The commercial drone industry says privacy advocates are unfairly targeting it when it comes to privacy and surveillance concerns.
The unmanned aerial systems industry wasn’t even expecting to have to fight over privacy when it came to the integration of drones into the national airspace.
"When the FAA bill passed, we had no idea privacy was going to be the issue de jour, of the day, for the next years to come," said Mario Mairena, who handles government relations for the Association of Unmanned Vehicle Systems International, a leading industry trade group.
Mairena recently spoke to a gathering of companies involved in central New York’s drone testing center, known as NUAIR.
AUVSI and Mairena have successfully lobbied against nearly two dozen congressional bills dealing with drones and privacy.
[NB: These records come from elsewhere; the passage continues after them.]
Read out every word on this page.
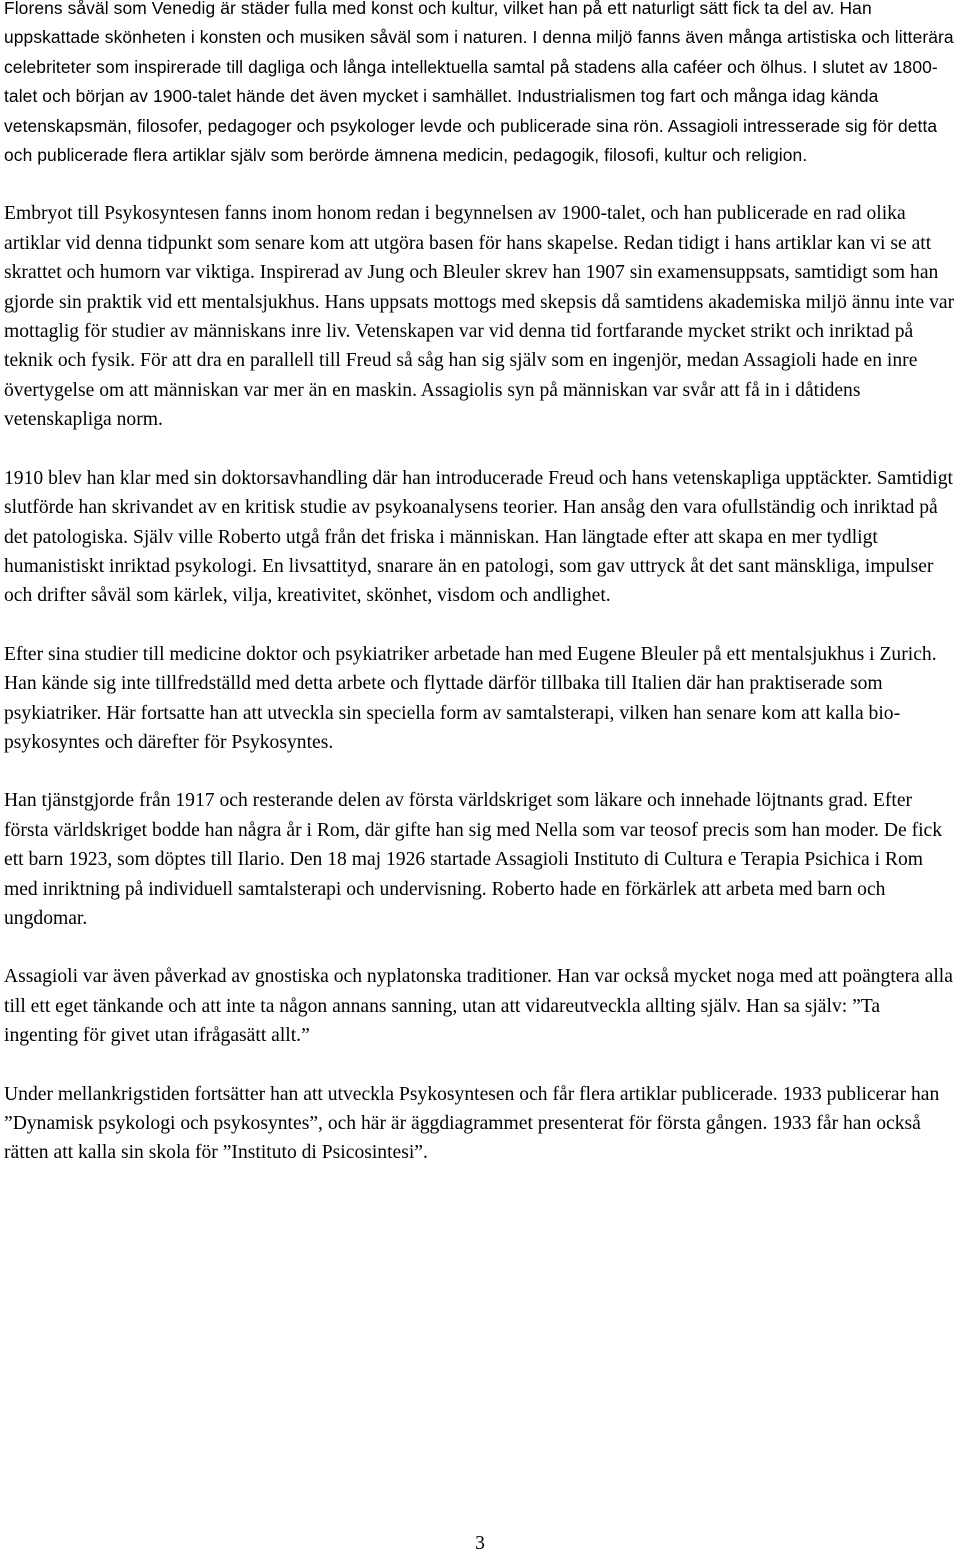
Florens såväl som Venedig är städer fulla med konst och kultur, vilket han på ett naturligt sätt fick ta del av. Han uppskattade skönheten i konsten och musiken såväl som i naturen. I denna miljö fanns även många artistiska och litterära celebriteter som inspirerade till dagliga och långa intellektuella samtal på stadens alla caféer och ölhus. I slutet av 1800-talet och början av 1900-talet hände det även mycket i samhället. Industrialismen tog fart och många idag kända vetenskapsmän, filosofer, pedagoger och psykologer levde och publicerade sina rön. Assagioli intresserade sig för detta och publicerade flera artiklar själv som berörde ämnena medicin, pedagogik, filosofi, kultur och religion.

Embryot till Psykosyntesen fanns inom honom redan i begynnelsen av 1900-talet, och han publicerade en rad olika artiklar vid denna tidpunkt som senare kom att utgöra basen för hans skapelse. Redan tidigt i hans artiklar kan vi se att skrattet och humorn var viktiga. Inspirerad av Jung och Bleuler skrev han 1907 sin examensuppsats, samtidigt som han gjorde sin praktik vid ett mentalsjukhus. Hans uppsats mottogs med skepsis då samtidens akademiska miljö ännu inte var mottaglig för studier av människans inre liv. Vetenskapen var vid denna tid fortfarande mycket strikt och inriktad på teknik och fysik. För att dra en parallell till Freud så såg han sig själv som en ingenjör, medan Assagioli hade en inre övertygelse om att människan var mer än en maskin. Assagiolis syn på människan var svår att få in i dåtidens vetenskapliga norm.

1910 blev han klar med sin doktorsavhandling där han introducerade Freud och hans vetenskapliga upptäckter. Samtidigt slutförde han skrivandet av en kritisk studie av psykoanalysens teorier. Han ansåg den vara ofullständig och inriktad på det patologiska. Själv ville Roberto utgå från det friska i människan. Han längtade efter att skapa en mer tydligt humanistiskt inriktad psykologi. En livsattityd, snarare än en patologi, som gav uttryck åt det sant mänskliga, impulser och drifter såväl som kärlek, vilja, kreativitet, skönhet, visdom och andlighet.

Efter sina studier till medicine doktor och psykiatriker arbetade han med Eugene Bleuler på ett mentalsjukhus i Zurich. Han kände sig inte tillfredställd med detta arbete och flyttade därför tillbaka till Italien där han praktiserade som psykiatriker. Här fortsatte han att utveckla sin speciella form av samtalsterapi, vilken han senare kom att kalla bio-psykosyntes och därefter för Psykosyntes.

Han tjänstgjorde från 1917 och resterande delen av första världskriget som läkare och innehade löjtnants grad. Efter första världskriget bodde han några år i Rom, där gifte han sig med Nella som var teosof precis som han moder. De fick ett barn 1923, som döptes till Ilario. Den 18 maj 1926 startade Assagioli Instituto di Cultura e Terapia Psichica i Rom med inriktning på individuell samtalsterapi och undervisning. Roberto hade en förkärlek att arbeta med barn och ungdomar.

Assagioli var även påverkad av gnostiska och nyplatonska traditioner. Han var också mycket noga med att poängtera alla till ett eget tänkande och att inte ta någon annans sanning, utan att vidareutveckla allting själv. Han sa själv: ”Ta ingenting för givet utan ifrågasätt allt.”

Under mellankrigstiden fortsätter han att utveckla Psykosyntesen och får flera artiklar publicerade. 1933 publicerar han ”Dynamisk psykologi och psykosyntes”, och här är äggdiagrammet presenterat för första gången. 1933 får han också rätten att kalla sin skola för ”Instituto di Psicosintesi”.

3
The Federal Aviation Administration has been tasked by Congress to develop regulations on commercial drones but privacy controls remain vague.
Mairena says civil liberties groups are trying to scare the public about drones’ potential uses, such as agriculture or search and rescue operations.
"Any new technology could be misused," he told the room. "Where would be today, who'd of thunk it, 15 years ago we would have had to deal with anti-bully measures for uses on the internet."
The American Civil Liberties Union and others have called for rules guiding the integration of drones, saying the cameras they’re equipped with could be used for unwarranted surveillance and spying. Some states and communities have already banned drone use.
Mairena says his industry does support enforcement of the Fourth Amendment, which protects against unlawful searches.
"Our position is, we support Fourth Amendment rights, and if anyone is carelessly or recklessly utilizing UAS and your Fourth Amendment right has been violated, they should be held accountable and punishable to the fullest extent of the law," he said.